The opinions expressed in these articles are those of the authors and do not necessarily reflect the opinion of the Boxer Association.


by P. Eggelton - Boystock Boxers.
(First printed in the Boxer 97 Blue Book reprinted with the Author's permission)

It is not uncommon at most Boxer Club speciality Shows to hear the comments "the judging is impossible to follow", "the judging is all over the place and not following any particular type".

You may think that this would be common at other breed speciality shows and if you don't take an interest in breeds such as Afgans, shepherds, Poodles, cockers and the like you'd never realise that things can be quite different.   It is possible to sit at, say the Doberman or shepherd shows and have no trouble at all selecting the final few in each class just as quickly as the judge does.

A quick glance at the catalogue will usually reveal why you've suddenly become as smart as this particular breed specialist.  The Judge is in fact selecting progeny of the same sire, frequently bred by several differant kennels, and not always, but frequently from related dams.  So what's the difference between these breeds and our Boxers?.  Well I believe Boxers suffer from the "Daddy Dog Syndrome".

It is not unusual to have a class of 10-15 Boxers all by different sires from almost as many different bitch lines.   A quick check on several recent catalogues reveals that between 30% and 45% of the entry had different sires.  At one of the more recent shows 69 different sires had been used to produce the 180 exhibits.
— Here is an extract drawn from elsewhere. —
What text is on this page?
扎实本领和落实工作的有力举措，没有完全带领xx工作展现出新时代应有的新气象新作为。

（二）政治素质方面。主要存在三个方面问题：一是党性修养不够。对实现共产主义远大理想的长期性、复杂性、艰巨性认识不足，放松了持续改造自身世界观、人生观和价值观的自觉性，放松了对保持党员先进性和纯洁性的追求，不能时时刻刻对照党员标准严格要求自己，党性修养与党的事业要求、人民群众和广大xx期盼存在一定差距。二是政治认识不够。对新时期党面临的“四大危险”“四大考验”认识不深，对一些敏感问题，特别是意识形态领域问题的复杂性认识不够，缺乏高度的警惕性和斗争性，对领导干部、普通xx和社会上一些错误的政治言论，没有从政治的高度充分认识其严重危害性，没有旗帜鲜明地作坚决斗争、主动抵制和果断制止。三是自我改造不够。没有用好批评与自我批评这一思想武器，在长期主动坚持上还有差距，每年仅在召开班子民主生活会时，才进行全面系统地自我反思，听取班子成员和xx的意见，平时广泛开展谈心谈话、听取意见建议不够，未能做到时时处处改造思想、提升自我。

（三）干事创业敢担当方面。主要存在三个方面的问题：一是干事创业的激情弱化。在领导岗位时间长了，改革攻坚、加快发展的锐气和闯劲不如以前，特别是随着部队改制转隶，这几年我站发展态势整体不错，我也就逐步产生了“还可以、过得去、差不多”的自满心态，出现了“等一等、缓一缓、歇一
This leaves us with two options - either our Boxers have reached such an incredible standard of perfection that almost every male is of sufficient merit to be used at stud, or our breed is in a mess with no particular line or lines emerging to lead the way to better things.   The latter I believe is the case and that is why we so often hear these comments.

Breeding good Boxers is not an easy task, and to breed better boxers is often expensive and heartbreaking.  Very few ever achieve an improvement in their stock and a great many forsake our breed, having ruined the strain with which they started.

The fact that Boxers are such complex and difficult breed in which to maintain steady improvement means that the raw novice should not even think of breeding them.   It requires several years of very keen book learning and observation before breeding should be contemplated.  Even then the shrewd new breeder will seek advice from those who have long breed experience and are still producing good and hopefully better Boxers.   Beware of the experts that "gave up breeding to become judges".  The old saying that an expert is a drip under pressure is even more true in dog breeding.  Successful breeders never give up until forced to by changed circumstances, failing health or even worse.

Having shown your dog or bitch for a couple of years or more and hopefully having achieved the status of champion, it then becomes your duty to honestly assess as to whether they are of such quality as to be worthy of being bred.  With males the answer is almost without exception - NO!  Only the exceptional male will achieve improvement in the breed.  Wheras if your female is average quality or better and free of the breed's known health problems, then your bitch is probable capable of playing her part in the breed's future.

Now comes the difficult part choosing a sire most likely to help your bitch to breed better Boxers.  If you are the owner of only the one bitch, forget forever close breeding.

The chances of success are remote as to make it a gamble at best and you can't afford to gamble.   Your task should be to seek out a line bred male, preferable not totally unrelated to your bitch, free from the same faults as your bitch, theat is consistently producing winning stock of the above average quality.   Your only guide to his producing ability will be his show winning progeny.   It's a rough guide at best, but it is all you have.   You have no way of seeing all he produces, he had probable produced much better than you see in the show ring and for sure has produced much worse.

It is most unlikely that the best mate for your bitch is within easy reach.  He could be miles away.  The best place to start your search is of course with the breeder of the bitch.   If they're genuine Boxer lovers and know you are keen to do the right thing, you'll get every possible assistance.   But, if the only suitable dog for your bitch is in the breeder's back yard, ask them why and then make your judgement.

Under no circumstances should you use a male that cannot be inspected safely on a loose lead.  If he cannot be handled safely or he has a crazy agression towards other Boxers, even males, forget him and go elsewhere.  Remember, you will not be able to keep all the pups and those you sell into pet homes must be totally reliable in every way.

Temperament is probable the most inheritable of all traits.  Just as importantly, remember your future show puppy has to inherit the ability to move freely, soundly and very gaily on a loose lead.  Nobody on earth can convert a sad sack into an exciting show dog.

Now most importantly of al, remember that of the 69 sires listed in those breed show catalogues at least 60 will have owners who only want their boy to become a "Daddy Dog".

Don't become a victim of the "Daddy Dog Syndrome".